Açıkçası AK Parti, doğumundan hemen sonra tek başına iktidar olacağını tahmin eden kadrolar tarafından kurulmadı. Onlar da alışılmış muhalefet partilerinden biri olmaya hazırdılar.
Bu nedenle kapsamlı bir icraat programları yoktu. "Duble Yol" veya "Hızlı Tren" gibi projeler "Vizyon"u doldurmaya yetmiyor.
Ama hem akıllı davrandılar, hem de şanslıydılar.
Akıllı davrandılar. İMF programını aksatmadan uygulayıp, ekonomide başarılı oldular. AB olayını ciddiye alıp, "Ulusal Program"ı da aksatmadan uyguladılar. Ayrıca bütün tahriklere rağmen Devlet kurumları ile kavgaya girmediler, gerekli taktik ricatlardan kaçınmadılar.

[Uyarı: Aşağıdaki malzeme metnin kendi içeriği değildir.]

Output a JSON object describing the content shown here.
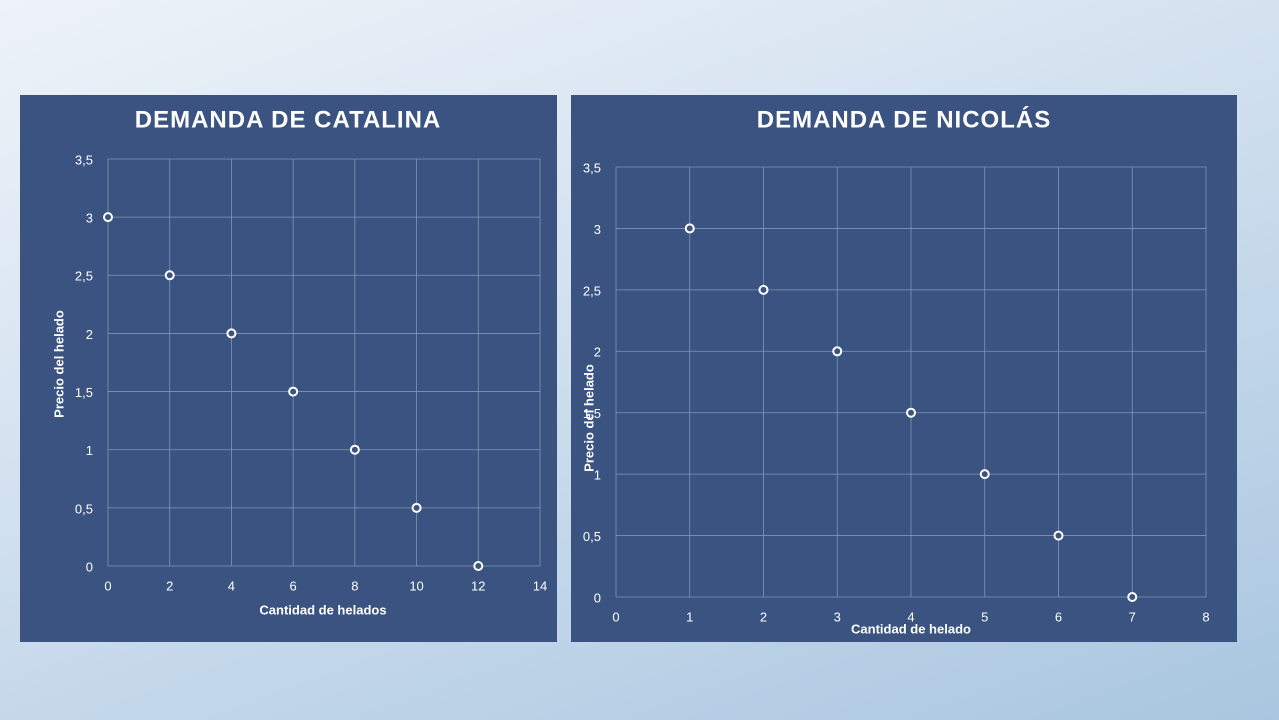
{
  "chart_data": [
    {
      "type": "scatter",
      "title": "DEMANDA DE CATALINA",
      "x_label": "Cantidad de helados",
      "y_label": "Precio del helado",
      "x": [
        0,
        2,
        4,
        6,
        8,
        10,
        12
      ],
      "values": [
        3,
        2.5,
        2,
        1.5,
        1,
        0.5,
        0
      ],
      "color": "#ffffff",
      "xlim": [
        0,
        14
      ],
      "xticks": [
        0,
        2,
        4,
        6,
        8,
        10,
        12,
        14
      ],
      "ylim": [
        0,
        3.5
      ],
      "yticks": [
        0,
        {
          "value": 0.5,
          "label": "0,5"
        },
        1,
        {
          "value": 1.5,
          "label": "1,5"
        },
        2,
        {
          "value": 2.5,
          "label": "2,5"
        },
        3,
        {
          "value": 3.5,
          "label": "3,5"
        }
      ],
      "grid": true
    },
    {
      "type": "scatter",
      "title": "DEMANDA DE NICOLÁS",
      "x_label": "Cantidad de helado",
      "y_label": "Precio del helado",
      "x": [
        1,
        2,
        3,
        4,
        5,
        6,
        7
      ],
      "values": [
        3,
        2.5,
        2,
        1.5,
        1,
        0.5,
        0
      ],
      "color": "#ffffff",
      "xlim": [
        0,
        8
      ],
      "xticks": [
        0,
        1,
        2,
        3,
        4,
        5,
        6,
        7,
        8
      ],
      "ylim": [
        0,
        3.5
      ],
      "yticks": [
        0,
        {
          "value": 0.5,
          "label": "0,5"
        },
        1,
        {
          "value": 1.5,
          "label": "1,5"
        },
        2,
        {
          "value": 2.5,
          "label": "2,5"
        },
        3,
        {
          "value": 3.5,
          "label": "3,5"
        }
      ],
      "grid": true
    }
  ]
}
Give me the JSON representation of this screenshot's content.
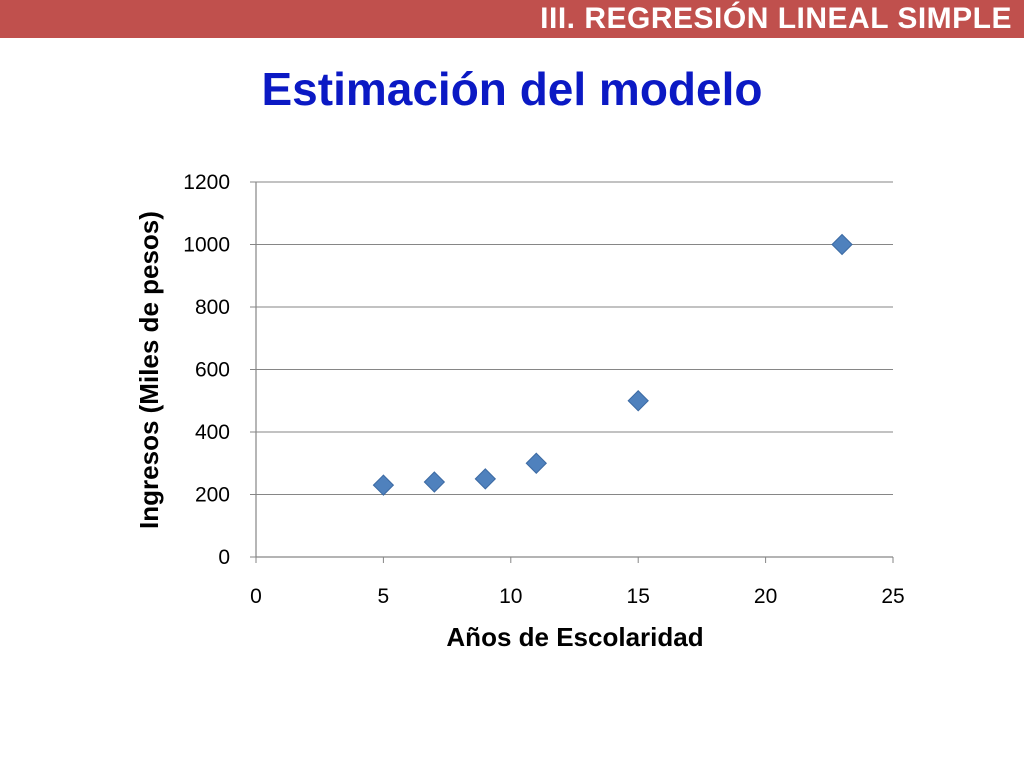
{
  "header": {
    "section_title": "III. REGRESIÓN LINEAL SIMPLE"
  },
  "slide": {
    "title": "Estimación del modelo"
  },
  "colors": {
    "header_bar": "#c0504d",
    "title_text": "#0b19c4",
    "marker": "#4f81bd",
    "gridline": "#868686"
  },
  "chart_data": {
    "type": "scatter",
    "title": "",
    "xlabel": "Años de Escolaridad",
    "ylabel": "Ingresos (Miles de pesos)",
    "xlim": [
      0,
      25
    ],
    "ylim": [
      0,
      1200
    ],
    "xticks": [
      0,
      5,
      10,
      15,
      20,
      25
    ],
    "yticks": [
      0,
      200,
      400,
      600,
      800,
      1000,
      1200
    ],
    "grid": "horizontal",
    "legend": "none",
    "marker": "diamond",
    "series": [
      {
        "points": [
          {
            "x": 5,
            "y": 230
          },
          {
            "x": 7,
            "y": 240
          },
          {
            "x": 9,
            "y": 250
          },
          {
            "x": 11,
            "y": 300
          },
          {
            "x": 15,
            "y": 500
          },
          {
            "x": 23,
            "y": 1000
          }
        ]
      }
    ]
  }
}
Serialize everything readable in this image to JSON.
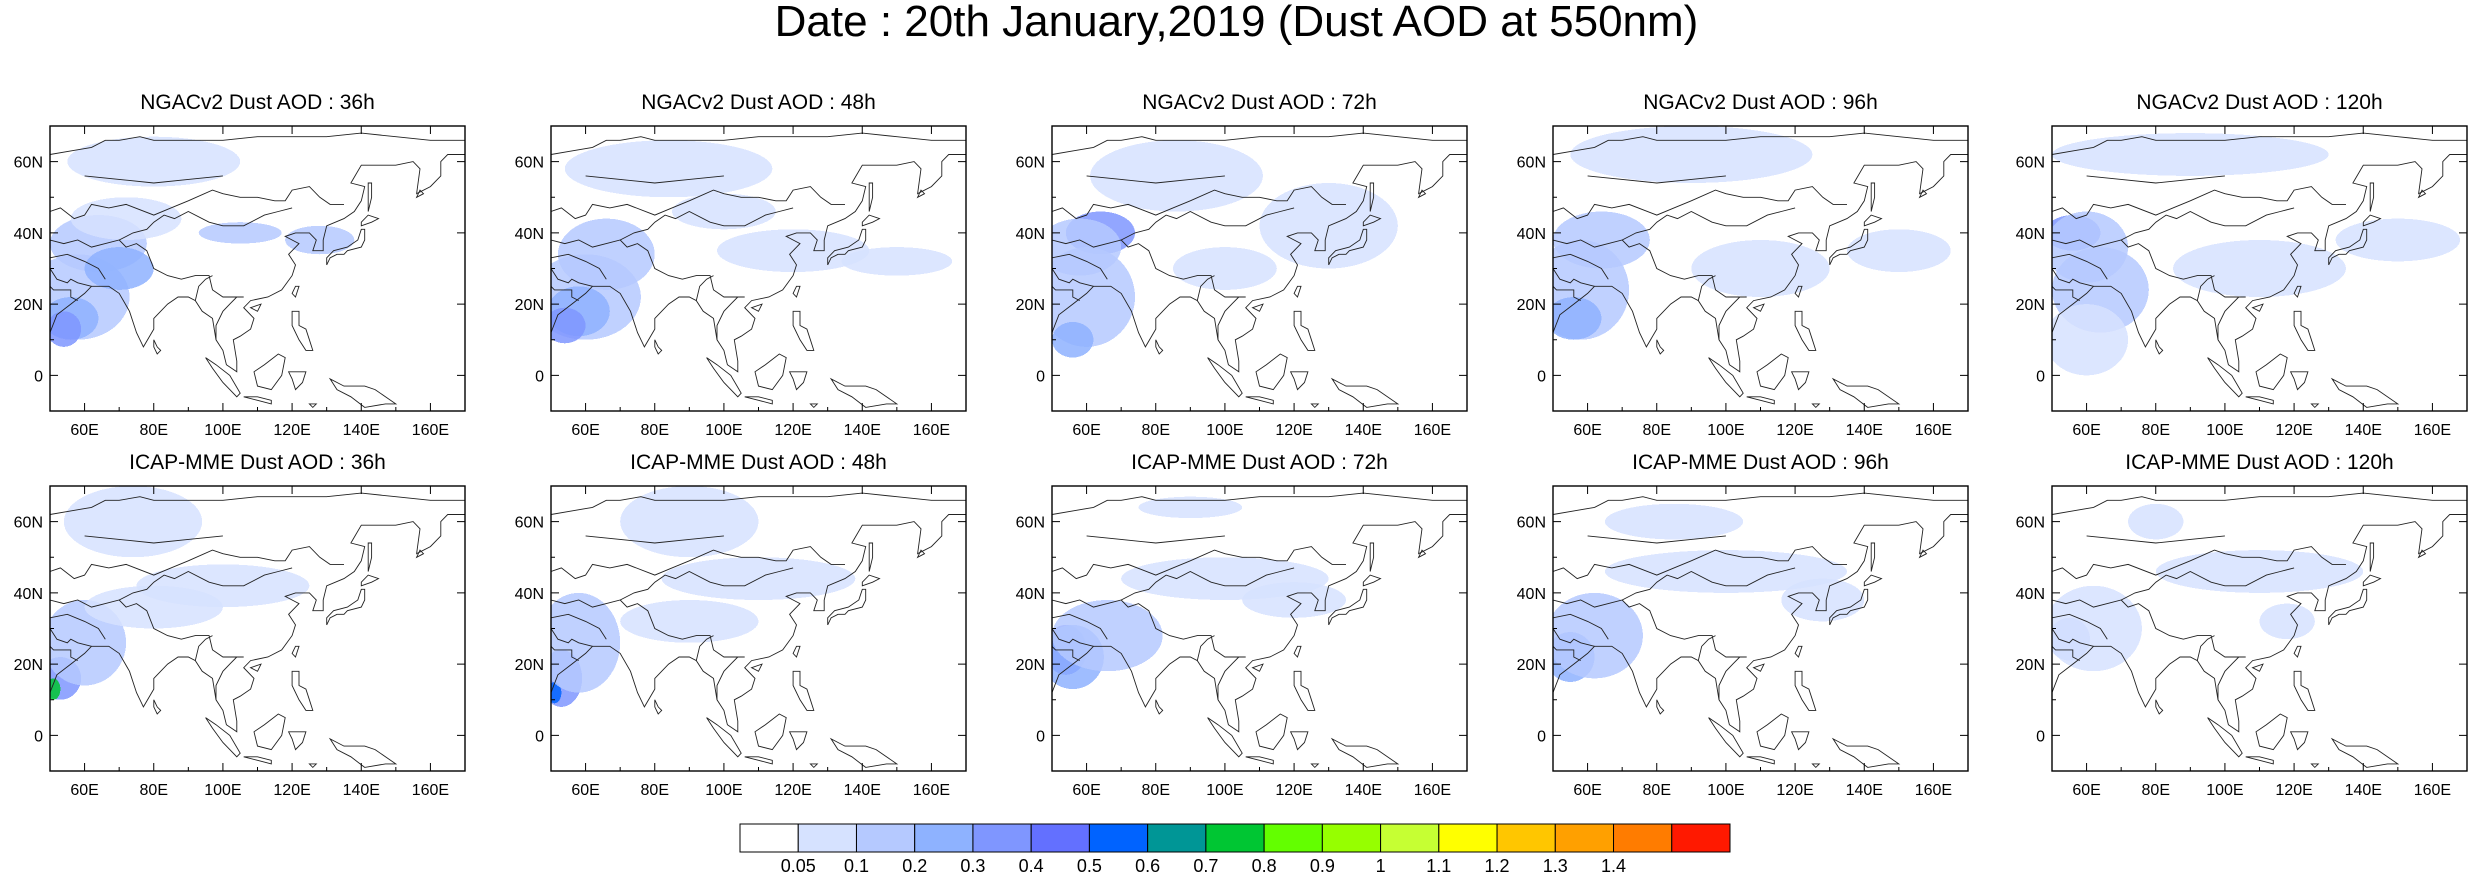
{
  "title": "Date : 20th January,2019 (Dust AOD at 550nm)",
  "map": {
    "lon_range": [
      50,
      170
    ],
    "lat_range": [
      -10,
      70
    ],
    "lon_ticks": [
      60,
      80,
      100,
      120,
      140,
      160
    ],
    "lon_tick_labels": [
      "60E",
      "80E",
      "100E",
      "120E",
      "140E",
      "160E"
    ],
    "lat_ticks": [
      0,
      20,
      40,
      60
    ],
    "lat_tick_labels": [
      "0",
      "20N",
      "40N",
      "60N"
    ],
    "coastline_color": "#222222"
  },
  "panels": [
    {
      "title": "NGACv2 Dust AOD : 36h"
    },
    {
      "title": "NGACv2 Dust AOD : 48h"
    },
    {
      "title": "NGACv2 Dust AOD : 72h"
    },
    {
      "title": "NGACv2 Dust AOD : 96h"
    },
    {
      "title": "NGACv2 Dust AOD : 120h"
    },
    {
      "title": "ICAP-MME Dust AOD : 36h"
    },
    {
      "title": "ICAP-MME Dust AOD : 48h"
    },
    {
      "title": "ICAP-MME Dust AOD : 72h"
    },
    {
      "title": "ICAP-MME Dust AOD : 96h"
    },
    {
      "title": "ICAP-MME Dust AOD : 120h"
    }
  ],
  "colorbar": {
    "labels": [
      "0.05",
      "0.1",
      "0.2",
      "0.3",
      "0.4",
      "0.5",
      "0.6",
      "0.7",
      "0.8",
      "0.9",
      "1",
      "1.1",
      "1.2",
      "1.3",
      "1.4"
    ],
    "colors": [
      "#ffffff",
      "#d6e2ff",
      "#b5c9ff",
      "#8eb2ff",
      "#7f96ff",
      "#6370ff",
      "#0063ff",
      "#009696",
      "#00c633",
      "#63ff00",
      "#96ff00",
      "#c6ff33",
      "#ffff00",
      "#ffc600",
      "#ffa000",
      "#ff7c00",
      "#ff1900"
    ]
  }
}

Şanslıydılar. İktidar oldukları sırada dünya El Kaide kaynaklı terörün şokunu yaşamaktaydı. Bu nedenle AK Parti'nin temsil ettiği
"Ilımlı İslam" yükselen değerdi. Amerika da, Avrupa da böylece Tayip Erdoğan'ı yıldızlaştırdı. Şimdi dünyada yeni bir dönem yaşanıyor ve şok atlatıldı. Şimdi dünya, İslam dini ile terörü kesin çizgilerle ayıran davranışlar bekliyor tüm liderlerden. Bu bakımdan Tayyip Erdoğan'ın son Diyarbakır ziyareti ile vurgulanan "Demokrat Çizgi" bence dünya gerçeklerine de uyarlı akılcı bir politikadır.